И с тех пор как тогда, много лет назад, с экономкой был заключен договор, ничего уже не менялось; ее обязанности состояли в том, чтобы поддерживать порядок в жилище больного, готовить еду, простую, как он любил, брить и купать его, смотреть за его одеждой и бельем, при этом с особой тщательностью следить за тем, чтобы все было безукоризненно отглажено и расправлено, потому что любая складка могла стать причиной страшных ран на спине... «А, нет! И сами знаете, что в кровати я вам обедать не позволю. Любая крошка на простыне может оказаться для вас роковой», — отказывалась она подавать ему в постель что бы то ни было из еды.
Вообще, тот давний договор, перечислявший все детали их отношений и заверенный соответствующим образом, предусматривал, что экономка берет на себя заботу обо всем необходимом. Включая и самое важное — по весне открывать французскую дверь, приводить в порядок террасу, расставлять десятки цветочных горшков с растениями, вывозить коляску и ставить на нужное место иглу проигрывателя (около пятидесяти раз в день). За более чем щедрое вознаграждение. Неподвижный хозяин виллы, юноша благородного происхождения, получил значительное наследство, хотя никогда и не видел всех владений, которые приносили ему доход; после смерти родителей ему досталось несколько земельных участков в самой Бане и ее окрестностях, леса на Гоче, плодороднейшая земля рядом с Западной Моравой, даже виноградники, за горой, в долине, которая называется Левач. Он никогда не видел всех этих огромных богатств, и, должно быть, поэтому ему не было особенно тяжело, когда новая власть после Второй войны конфисковала у него почти все, как говорится, без суда и следствия. Он даже не захотел читать постановление. «Зачем, я верю вам на слово.

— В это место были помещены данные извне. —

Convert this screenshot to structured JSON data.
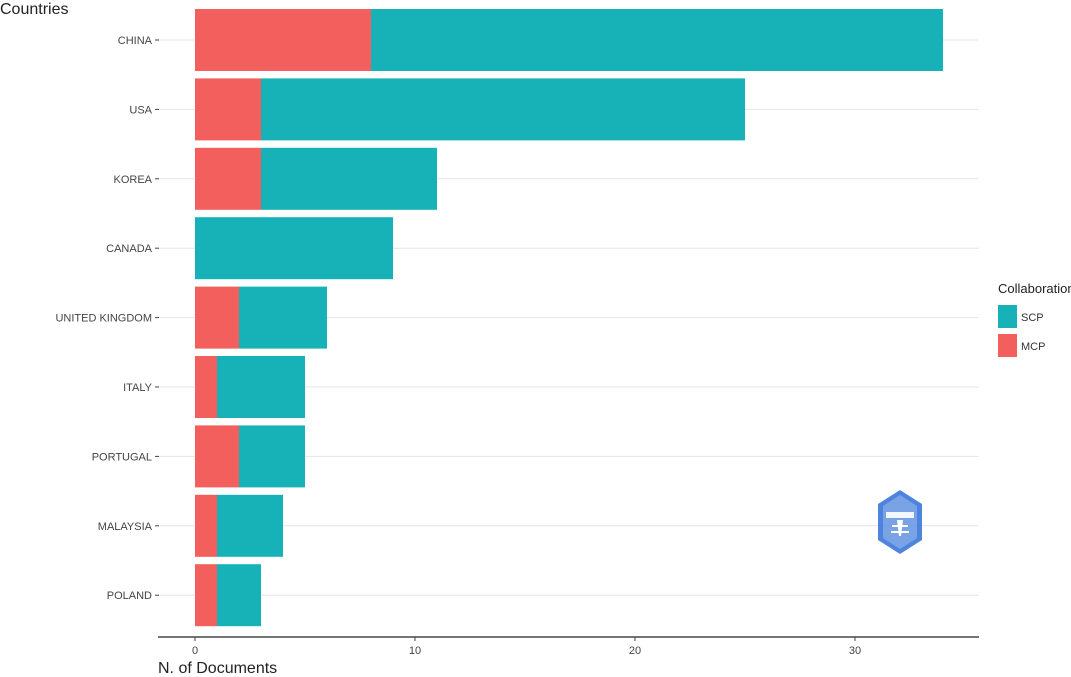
{
  "chart_data": {
    "type": "bar",
    "orientation": "horizontal",
    "stacked": true,
    "categories": [
      "CHINA",
      "USA",
      "KOREA",
      "CANADA",
      "UNITED KINGDOM",
      "ITALY",
      "PORTUGAL",
      "MALAYSIA",
      "POLAND"
    ],
    "series": [
      {
        "name": "MCP",
        "color": "#F25F5C",
        "values": [
          8,
          3,
          3,
          0,
          2,
          1,
          2,
          1,
          1
        ]
      },
      {
        "name": "SCP",
        "color": "#17B2B8",
        "values": [
          26,
          22,
          8,
          9,
          4,
          4,
          3,
          3,
          2
        ]
      }
    ],
    "xlabel": "N. of Documents",
    "ylabel": "Countries",
    "xlim": [
      0,
      35
    ],
    "xticks": [
      0,
      10,
      20,
      30
    ],
    "grid": true,
    "legend": {
      "title": "Collaboration",
      "position": "right",
      "order": [
        "SCP",
        "MCP"
      ]
    }
  },
  "watermark": {
    "icon": "shield-logo-icon",
    "color": "#2F6FD8"
  }
}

Вы забрали всё! — сказал он тому, кто принес ему конверт. — Ну и ладно, значит, вам это нужнее. Я все равно это никогда и осмотреть-то не мог».
С того послевоенного дня экономка осталась без денежного вознаграждения, да и договор, заключенный в прекратившем существование государстве, не имел больше силы. Но порой, то здесь, то там, случается, что человеку достаточно однажды данного слова. Кроме того, экономке вместе с сыном на вилле было обеспечено жилье. Хозяин пользовался только двумя комнатами и террасой. Остальные помещения она могла сдавать приезжающим на курорт, чтобы за счет этих доходов обеспечивать жизнь больного и вести свое хозяйство. Кроме того, то, что касалось музыки, было совсем не трудной работой, так, развлечение, нужно просто попасть иглой граммофона, а позже проигрывателя в нужное место на пластинке. Других, особых требований у ее подопечного не было. Зимой он читал. С начала весны до конца осени «дирижировал». Потом опять все сначала. Дочитав последнюю книгу из домашней библиотеки, он возвращался к первой. Новых не требовал. Да и «старая» музыка ему не надоедала.